Now, my alpha-maleness sadly does not actually extend to all the scripts and Makefile rules, so the kernel is fighting back, and is calling itself 3.0.0-rc1. We’ll have the usual 6-7 weeks to wrestle it into submission, and get scripts etc cleaned up, and the final release should be just “3.0″. The -stable team can use the third number for their versioning.
So what are the big changes?
NOTHING. Absolutely nothing. Sure, we have the usual two thirds driver changes, and a lot of random fixes, but the point is that 3.0 is *just* about renumbering, we are very much *not* doing a KDE-4 or a Gnome-3 here. No breakage, no special scary new features, nothing at all like that. We’ve been doing time-based releases for many years now, this is in no way about features. If you want an excuse for the renumbering, you really should look at the time-based one (“20 years”) instead.
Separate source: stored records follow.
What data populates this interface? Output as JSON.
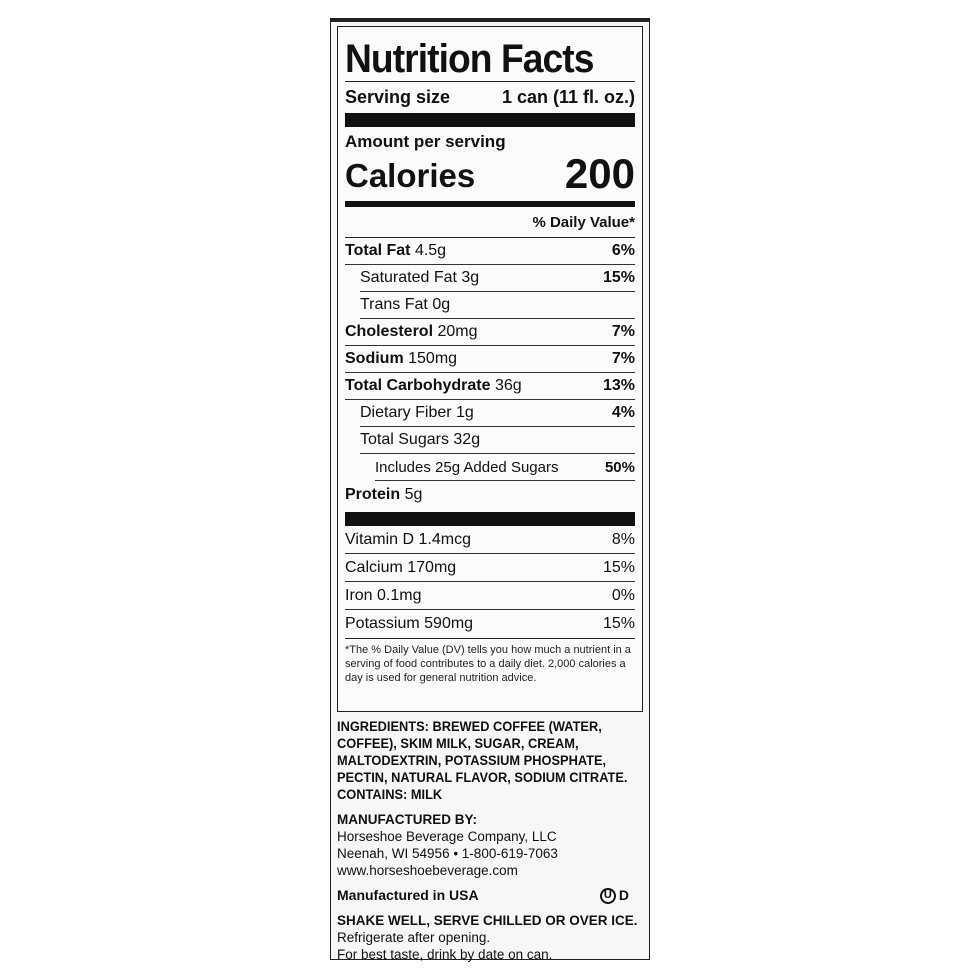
{
  "title": "Nutrition Facts",
  "serving": {
    "label": "Serving size",
    "value": "1 can (11 fl. oz.)"
  },
  "amount_per_serving": "Amount per serving",
  "calories": {
    "label": "Calories",
    "value": "200"
  },
  "dv_header": "% Daily Value*",
  "nutrients": [
    {
      "name": "Total Fat",
      "amount": "4.5g",
      "dv": "6%",
      "bold": true,
      "indent": 0
    },
    {
      "name": "Saturated Fat",
      "amount": "3g",
      "dv": "15%",
      "bold": false,
      "indent": 1
    },
    {
      "name": "Trans Fat",
      "amount": "0g",
      "dv": "",
      "bold": false,
      "indent": 1
    },
    {
      "name": "Cholesterol",
      "amount": "20mg",
      "dv": "7%",
      "bold": true,
      "indent": 0
    },
    {
      "name": "Sodium",
      "amount": "150mg",
      "dv": "7%",
      "bold": true,
      "indent": 0
    },
    {
      "name": "Total Carbohydrate",
      "amount": "36g",
      "dv": "13%",
      "bold": true,
      "indent": 0
    },
    {
      "name": "Dietary Fiber",
      "amount": "1g",
      "dv": "4%",
      "bold": false,
      "indent": 1
    },
    {
      "name": "Total Sugars",
      "amount": "32g",
      "dv": "",
      "bold": false,
      "indent": 1
    },
    {
      "name": "Includes 25g Added Sugars",
      "amount": "",
      "dv": "50%",
      "bold": false,
      "indent": 2
    },
    {
      "name": "Protein",
      "amount": "5g",
      "dv": "",
      "bold": true,
      "indent": 0
    }
  ],
  "vitamins": [
    {
      "name": "Vitamin D",
      "amount": "1.4mcg",
      "dv": "8%"
    },
    {
      "name": "Calcium",
      "amount": "170mg",
      "dv": "15%"
    },
    {
      "name": "Iron",
      "amount": "0.1mg",
      "dv": "0%"
    },
    {
      "name": "Potassium",
      "amount": "590mg",
      "dv": "15%"
    }
  ],
  "footnote": "*The % Daily Value (DV) tells you how much a nutrient in a serving of food contributes to a daily diet. 2,000 calories a day is used for general nutrition advice.",
  "ingredients": "INGREDIENTS: BREWED COFFEE (WATER, COFFEE), SKIM MILK, SUGAR, CREAM, MALTODEXTRIN, POTASSIUM PHOSPHATE, PECTIN, NATURAL FLAVOR, SODIUM CITRATE.",
  "contains": "CONTAINS: MILK",
  "manufacturer": {
    "heading": "MANUFACTURED BY:",
    "name": "Horseshoe Beverage Company, LLC",
    "address": "Neenah, WI 54956 • 1-800-619-7063",
    "website": "www.horseshoebeverage.com"
  },
  "made_in": "Manufactured in USA",
  "kosher": {
    "symbol": "U",
    "suffix": "D",
    "icon": "ou-kosher-dairy-symbol"
  },
  "instructions": {
    "bold": "SHAKE WELL, SERVE CHILLED OR OVER ICE.",
    "rest": " Refrigerate after opening.",
    "line3": "For best taste, drink by date on can."
  }
}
So no ABI changes, no API changes, no magical new features – just steady plodding progress. In addition to the driver changes (and the bulk really is driver updates), we’ve had some nice VFS cleanups, various VM fixes, some nice initial ARM consolidation (yay!) and in general this is supposed to be a fairly normal release cycle. The merge window was a few days shorter than usual, but if that ends up meaning a smaller release and a nice stable 3.0 release, that is all
good. There’s absolutely no reason to aim for the traditional “.0″ problems that so many projects have.In fact, I think that in addition to the shorter merge window, I’m also considering make this one of my “Linus is being a difficult ^&^hole” releases, where I really want to be pretty strict about what I pull during the stabilization window. Part of that is that I’m going to be travelling next week with a slow atom laptop, so you had better convince me I *really* want to pull from you, because that thing really is not the most impressive piece of hardware ever built. It does the “git” workflow quite well, but let’s just say that compiling the kernel is not quite the user experience I’ve gotten used to.
So be nice to me, and send me only really important fixes. And let’s make sure we really make the next release not just an all new shiny number, but a good kernel too.
Ok?
Go forth and test,
Linus
Need a new challenge for the new week? Now you know what to do.